I wonder if alcohol prohibitionists were making the same argument. "Why not put your bottle down and see if you can tolerate life without having your mind in a fog". I'm sure many were, and it is just as flawed a line of thought now as it was then.

Not that it justifies outright legalization of drugs, but it's an absurd train of thought that is nothing other than wishful thinking. We should abandon that wishful thinking and craft policy on realism and the premise that people will continue to use drugs, as they always have throughout human history.

Anonymous said...

People don't use drugs, a person does. If you glorify, without thinking, the drugged state then you as a person can re-examine your belief in light of rational facts and larger implications. Is the drug you are partying with addicting? What do you tell yourself to avoid realizing that? If you, despite warnings, willfully keep moving in this direction and make yourself addicted will you expect me to help pay for your treatment?

Anonymous said...

The architect term Baptist bar is used to describe a bar that is hidden in ones house. In public a person can be all that in his Kerch while judging, condemning, and stigmatizing others who drink. Then run home, hide, and drown their miserable judgmental life in a bottle. A Baptist bar, ingenious devise for the hypocrite on your Saturnalia list this season.

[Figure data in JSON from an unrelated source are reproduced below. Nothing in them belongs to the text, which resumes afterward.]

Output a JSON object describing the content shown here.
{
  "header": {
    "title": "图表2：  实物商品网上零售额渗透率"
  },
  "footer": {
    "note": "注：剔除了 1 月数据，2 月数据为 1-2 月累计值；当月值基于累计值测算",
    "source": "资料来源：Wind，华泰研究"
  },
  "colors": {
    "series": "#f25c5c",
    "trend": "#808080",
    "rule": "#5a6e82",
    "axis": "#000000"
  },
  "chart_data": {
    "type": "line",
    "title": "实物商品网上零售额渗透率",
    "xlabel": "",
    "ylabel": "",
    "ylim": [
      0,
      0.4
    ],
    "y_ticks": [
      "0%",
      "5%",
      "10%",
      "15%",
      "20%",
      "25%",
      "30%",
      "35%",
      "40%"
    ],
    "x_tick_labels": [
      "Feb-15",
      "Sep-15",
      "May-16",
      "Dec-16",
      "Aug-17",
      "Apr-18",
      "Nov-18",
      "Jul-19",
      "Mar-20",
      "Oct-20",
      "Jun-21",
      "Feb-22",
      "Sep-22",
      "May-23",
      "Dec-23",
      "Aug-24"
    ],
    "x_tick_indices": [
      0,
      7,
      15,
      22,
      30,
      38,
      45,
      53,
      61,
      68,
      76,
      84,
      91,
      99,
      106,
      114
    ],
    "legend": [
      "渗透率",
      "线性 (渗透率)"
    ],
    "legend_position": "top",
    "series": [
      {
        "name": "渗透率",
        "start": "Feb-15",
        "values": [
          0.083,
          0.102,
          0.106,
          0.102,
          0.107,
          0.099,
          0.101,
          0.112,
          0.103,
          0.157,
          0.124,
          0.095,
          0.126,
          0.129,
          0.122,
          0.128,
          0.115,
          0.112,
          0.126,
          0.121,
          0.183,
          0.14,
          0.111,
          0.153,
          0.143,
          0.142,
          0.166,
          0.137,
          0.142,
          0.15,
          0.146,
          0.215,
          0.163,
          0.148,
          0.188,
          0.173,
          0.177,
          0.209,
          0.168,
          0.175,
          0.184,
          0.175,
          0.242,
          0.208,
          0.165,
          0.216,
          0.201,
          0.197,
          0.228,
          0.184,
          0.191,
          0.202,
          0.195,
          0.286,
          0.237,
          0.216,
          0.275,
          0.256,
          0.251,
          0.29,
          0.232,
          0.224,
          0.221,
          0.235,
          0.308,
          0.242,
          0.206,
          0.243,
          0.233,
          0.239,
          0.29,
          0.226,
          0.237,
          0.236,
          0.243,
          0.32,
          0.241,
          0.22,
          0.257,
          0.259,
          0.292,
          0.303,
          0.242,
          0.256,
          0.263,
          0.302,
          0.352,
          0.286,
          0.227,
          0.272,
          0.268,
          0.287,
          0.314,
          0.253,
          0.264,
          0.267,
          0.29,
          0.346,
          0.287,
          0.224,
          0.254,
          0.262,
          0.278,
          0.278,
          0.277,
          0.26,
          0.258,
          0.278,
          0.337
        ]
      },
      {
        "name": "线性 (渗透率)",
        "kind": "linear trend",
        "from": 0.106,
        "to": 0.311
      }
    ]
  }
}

The following statement “As long as we keep buying their dope, that mess in Mexico will continue” is light in what should otherwise be dribble of darkness.
The wisdom, Buy American. Its better quality, supports American ingenuity, and it will go a long way to stopping the flow of bad product from the south.

There will always be the ignorant, today they are the ones who think the war on drugs is really a war on drugs. What this state needs is a coming out of the dark ages party, and Burleson should host it. That could go a long way in redeeming that town from the blood of racism and the rash from the dildo lady.